Bishop Dag’s vision is to construct a church building for every church, and so, together with Dr Ansah and Pastor Paul Kaba, we set out in search of lands for the building of Navrongo/Paga Mission churches.

In 2005, I was transferred to Zebilla to start a new mission. By the grace of God, and the grace upon the house, Zebilla now has nine beautiful churches with buildings.

Sadly, the Paga Mission failed when Pastor Duncan took over, although it was thriving when it was pastored by Dr Ansah, well enough for it to have been considered a mission church.”

How they were supported on the mission field

Rev Paul Baba Amaytus – Missionary to Salaga
“After our graduation and appointment, I was sent to Salaga as a missionary, where I inherited two churches with church buildings. These were the Salaga and Kasawurape branches.

“Despite the “Become Who You Can Become” policy, we were not left as orphans to suffer on the mission field. Various support was made available to us right from the start of the mission. I was given a three-bedroom apartment, a motorbike, and monthly allowances until my mission could take care of me.”

“I have been two years on the mission field and being motivated by the policy of “BECOME WHO YOU CAN BECOME,” I have planted six Churches in addition to the two I inherited.
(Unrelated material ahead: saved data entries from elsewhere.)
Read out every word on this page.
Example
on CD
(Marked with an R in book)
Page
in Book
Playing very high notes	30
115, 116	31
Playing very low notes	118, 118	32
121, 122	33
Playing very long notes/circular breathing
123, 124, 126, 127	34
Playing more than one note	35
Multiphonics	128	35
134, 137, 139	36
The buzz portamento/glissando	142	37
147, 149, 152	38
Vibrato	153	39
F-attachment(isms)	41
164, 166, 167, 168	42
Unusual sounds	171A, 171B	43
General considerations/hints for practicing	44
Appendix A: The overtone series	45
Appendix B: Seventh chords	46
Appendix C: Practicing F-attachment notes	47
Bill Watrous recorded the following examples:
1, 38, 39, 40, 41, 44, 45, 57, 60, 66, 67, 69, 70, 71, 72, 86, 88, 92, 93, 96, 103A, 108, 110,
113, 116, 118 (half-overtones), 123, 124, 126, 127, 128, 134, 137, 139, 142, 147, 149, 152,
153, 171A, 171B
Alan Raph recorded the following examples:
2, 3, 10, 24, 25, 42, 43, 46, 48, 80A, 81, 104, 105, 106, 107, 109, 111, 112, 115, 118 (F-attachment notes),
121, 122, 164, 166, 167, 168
I have planted churches in Okpando, Kumdi, Kojoboni, Kalendi, Bujai and Kpandai. By The grace of God, we now have eight branches under The Salaga Missions. Not only that, but as a result of Bishop Dag’s vision for churches to have buildings, all my eight branches have church buildings. The Salaga Missions now has an average attendance of 350.”
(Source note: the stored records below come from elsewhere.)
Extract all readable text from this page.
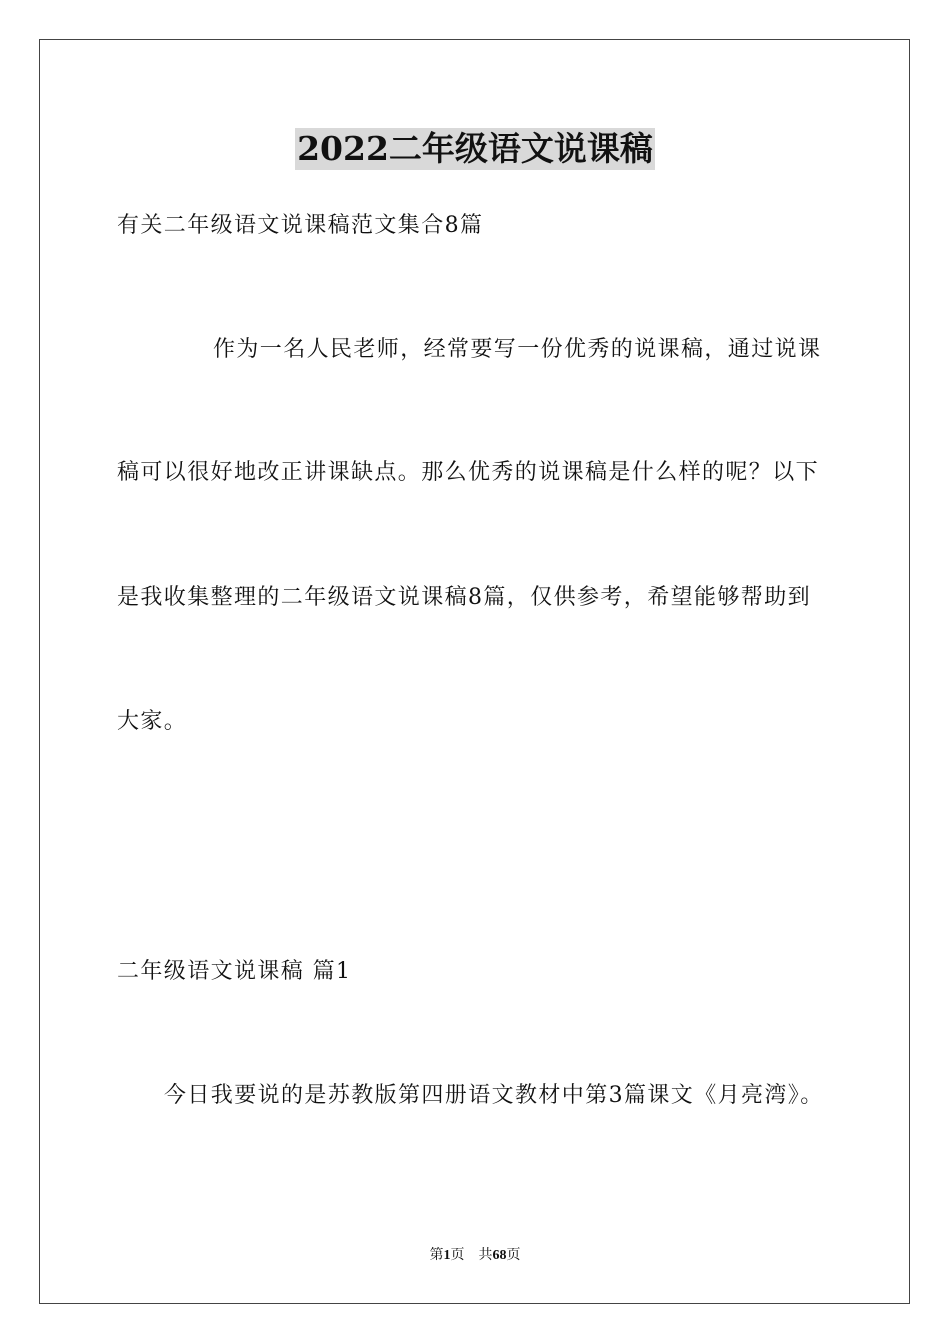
2022二年级语文说课稿
有关二年级语文说课稿范文集合8篇
作为一名人民老师，经常要写一份优秀的说课稿，通过说课
稿可以很好地改正讲课缺点。那么优秀的说课稿是什么样的呢？以下
是我收集整理的二年级语文说课稿8篇，仅供参考，希望能够帮助到
大家。
二年级语文说课稿 篇1
今日我要说的是苏教版第四册语文教材中第3篇课文《月亮湾》。
第1页　共68页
How they have achieved personal prosperity on the mission field by buying lands, building personal houses, building and owning schools and travelling abroad

Rev Daniel Kharis Boateng – Missionary to Kpandai
When it comes to leading people, through following Bishop Dag’s teachings, I’ve also been able to lead my members from a classroom into our own church building with seven more branches, and an attendance of over 500 members, by the grace of God. Today, through the same strong leadership I copied from Bishop Dag, I have six church buildings in different locations in the Kpandai District. Having been involved in building of the churches, I’ve acquired so much experience that I’ve also been able to build 15-unit classrooms, 3 offices and washrooms for our mission school which I started myself in September 2015. This school is my own project born out of the grace on our denomination but not connected to my church work. Not only that, but by God’s grace, I’m also building my personal four-bedroom house right in Kpandai, now at the roofing level. Indeed, I have now become like Jacob. I came with my two bags of luggage to Kpandai, but now, God has prospered me on the mission!”
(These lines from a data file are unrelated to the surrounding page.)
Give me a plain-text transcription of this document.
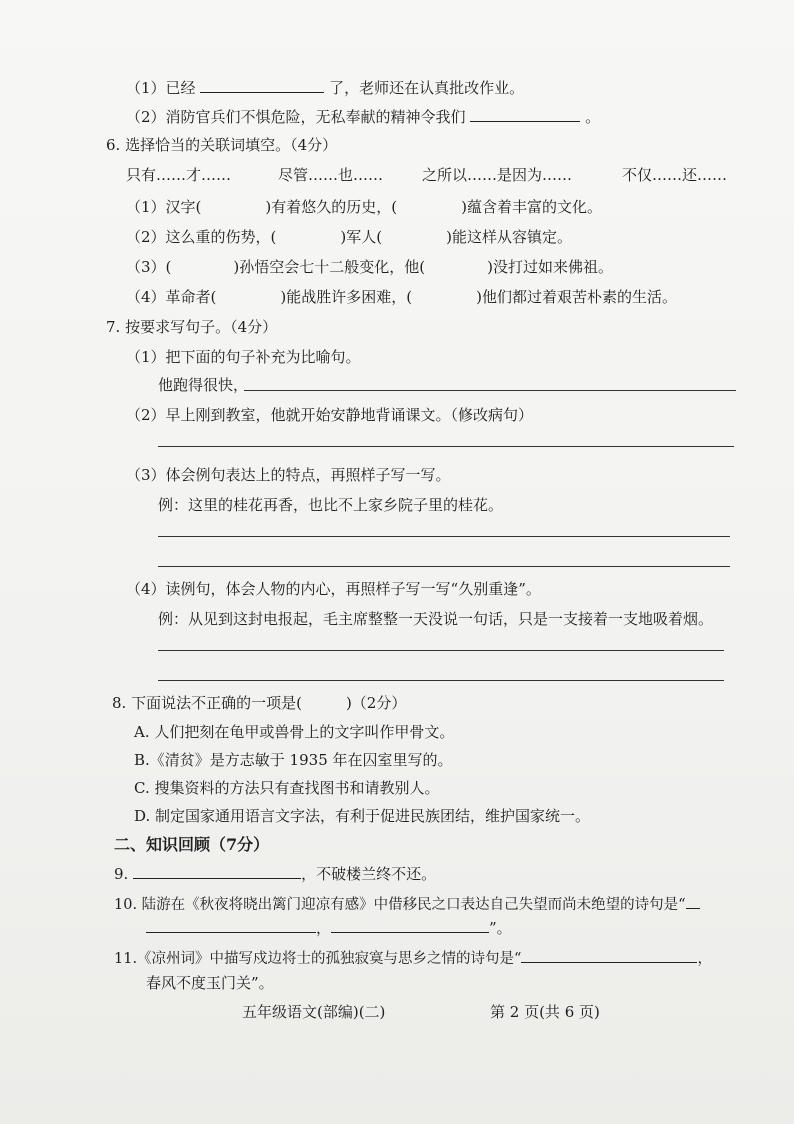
（1）已经	了，老师还在认真批改作业。
（2）消防官兵们不惧危险，无私奉献的精神令我们	。
6. 选择恰当的关联词填空。（4分）
只有……才……	尽管……也……	之所以……是因为……	不仅……还……
（1）汉字(	)有着悠久的历史，(	)蕴含着丰富的文化。
（2）这么重的伤势，(	)军人(	)能这样从容镇定。
（3）(	)孙悟空会七十二般变化，他(	)没打过如来佛祖。
（4）革命者(	)能战胜许多困难，(	)他们都过着艰苦朴素的生活。
7. 按要求写句子。（4分）
（1）把下面的句子补充为比喻句。
他跑得很快，
（2）早上刚到教室，他就开始安静地背诵课文。（修改病句）
（3）体会例句表达上的特点，再照样子写一写。
例：这里的桂花再香，也比不上家乡院子里的桂花。
（4）读例句，体会人物的内心，再照样子写一写“久别重逢”。
例：从见到这封电报起，毛主席整整一天没说一句话，只是一支接着一支地吸着烟。
8. 下面说法不正确的一项是(	)（2分）
A. 人们把刻在龟甲或兽骨上的文字叫作甲骨文。
B.《清贫》是方志敏于 1935 年在囚室里写的。
C. 搜集资料的方法只有查找图书和请教别人。
D. 制定国家通用语言文字法，有利于促进民族团结，维护国家统一。
二、知识回顾（7分）
9.	，不破楼兰终不还。
10. 陆游在《秋夜将晓出篱门迎凉有感》中借移民之口表达自己失望而尚未绝望的诗句是“
，	”。
11.《凉州词》中描写戍边将士的孤独寂寞与思乡之情的诗句是“	，
春风不度玉门关”。
五年级语文(部编)(二)	第 2 页(共 6 页)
My lifelong dream was to travel abroad and to end the cycle of poverty and sufferings in my family. I did whatever I could and even tried to stow away in a ship in Abidjan but to no avail. But as a missionary in the UD-OLGC, Bishop Dag took me to South Korea for the Church Growth Conference, an experience of a lifetime! I remember how he took all of us, the pastors he had taken to Korea, to the riverside in Seoul for a chat! He spoke to us and encouraged us, pointing out interesting landmarks to us, and teaching us how to lead ourselves into prosperity no matter where we lived. I cannot forget that experience!

Today, I also have relationships with international ministers with whom I am still in contact! Woooow! What a blessing! Everything I had wanted and dreamed to have back in the day, now as I am serving the Lord under Bishop Dag’s ministry, I’m getting them one after the other without sweat!”